Si tratta però di un materiale ancora tutto da sperimentare e i ricettari di cucina iniziano a nominarlo spesso. La cenere di cedro si aggiunge alla zuppa di mais. Viviana Varese la ricava da potature di limone bruciate e vi cuoce le patate; Giancarlo Polito invece le preferisce con quelle d’ulivo e ramoscelli di ginepro. In Cina aggiungono la cenere al tè per creare un impasto con cui ricoprire un uovo, sepolto in un vaso sotto terra e recuperato solo dopo 100 giorni (non anni, come suggerisce il titolo di questa specialità). Massimo Bottura, in occasione delle Olimpiadi 2012, ha marinato un filetto di chianina nel latte, l’ha passato in cenere di carbone e l’ha cucinato sottovuoto; oggi nella sua Osteria propone un pezzo di merluzzo nero coperto di cenere in brodo di katsuobushi (ispiratogli da un ascolto al buio di Thelonius Monk). René Redzepi usa legni diversi (per esempio vite di Barolo) per ottenere aromi differenti e ne arricchisce i piatti per cui è famoso in tutto il mondo: dal purè di patate al dessert di yogurt e caramello. Carlo Cracco vi copre astice blu allo spiedo e glassato in scalogno e bruscandoli alla birra: Il legno dà note tostate.

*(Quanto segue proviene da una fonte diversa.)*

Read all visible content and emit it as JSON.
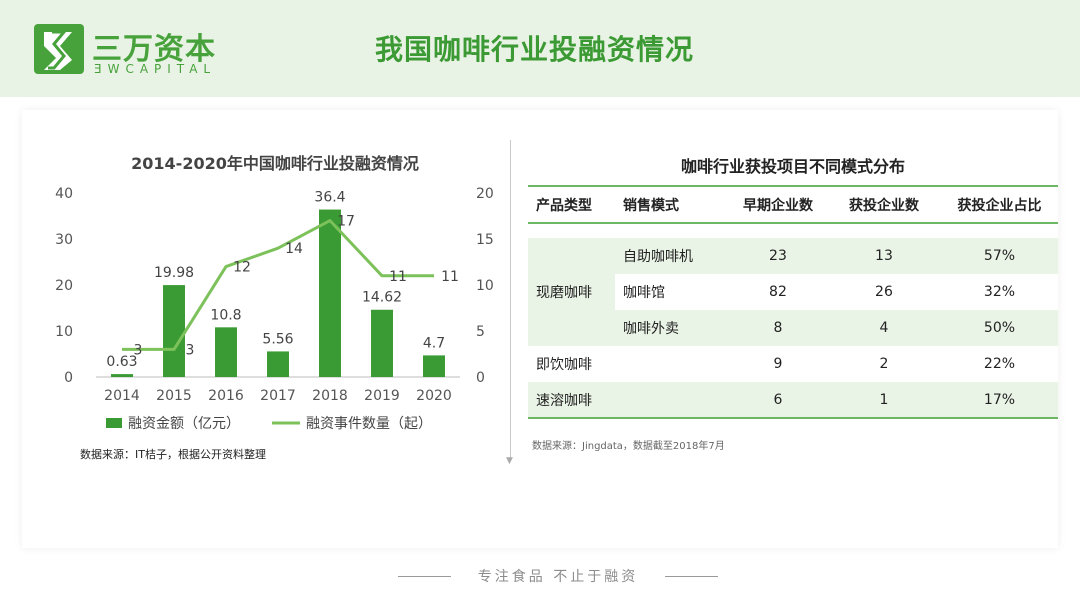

Oltre a quella strettamente legata alla cottura dei cibi, la cenere però ha anche funzioni, sempre in campo gastronomico. Messa in un foglio di carta da pacchi viene strofinata sull’anguilla per ridurne la vischiosità. Una soluzione filtrata di acqua e cenere ammorbidisce i ceci o i grani di mais o l’uvetta. Conserva salumi e formaggi (tra cui il Sottocenere veneto). È da quelle delle canne palustri che si ottiene il rarissimo sale della comunità Bukusi, in Kenya.

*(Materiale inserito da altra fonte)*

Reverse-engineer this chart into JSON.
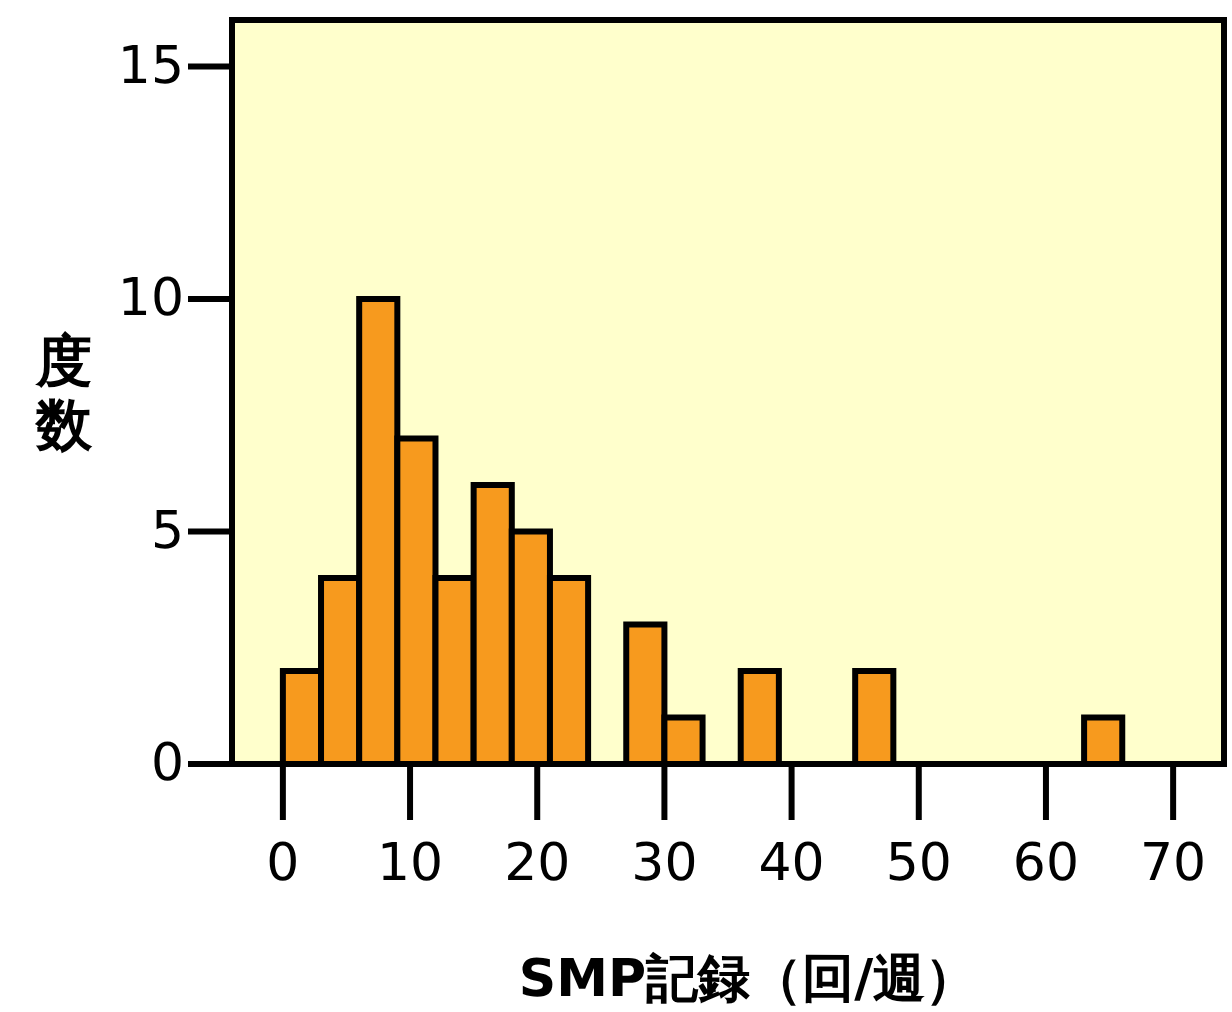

Se siete curiosi e volete sperimentare questo ingrediente, ma avete paura, provate a mettere sotto cenere qualcosa di semplice, come le patate o il sedano rapa (che avrà il gusto tipico dell’arrosto) o le salsicce…ma io vi consiglio di metterci anche una bella melanzana e lasciarvela finché la buccia è croccante e dentro è morbida: mangiatela al cucchiaio con sale e mozzarella stracciata, accompagnandola con del buon pane e poi cambierete subito idea sulle associazioni tristi della cenere!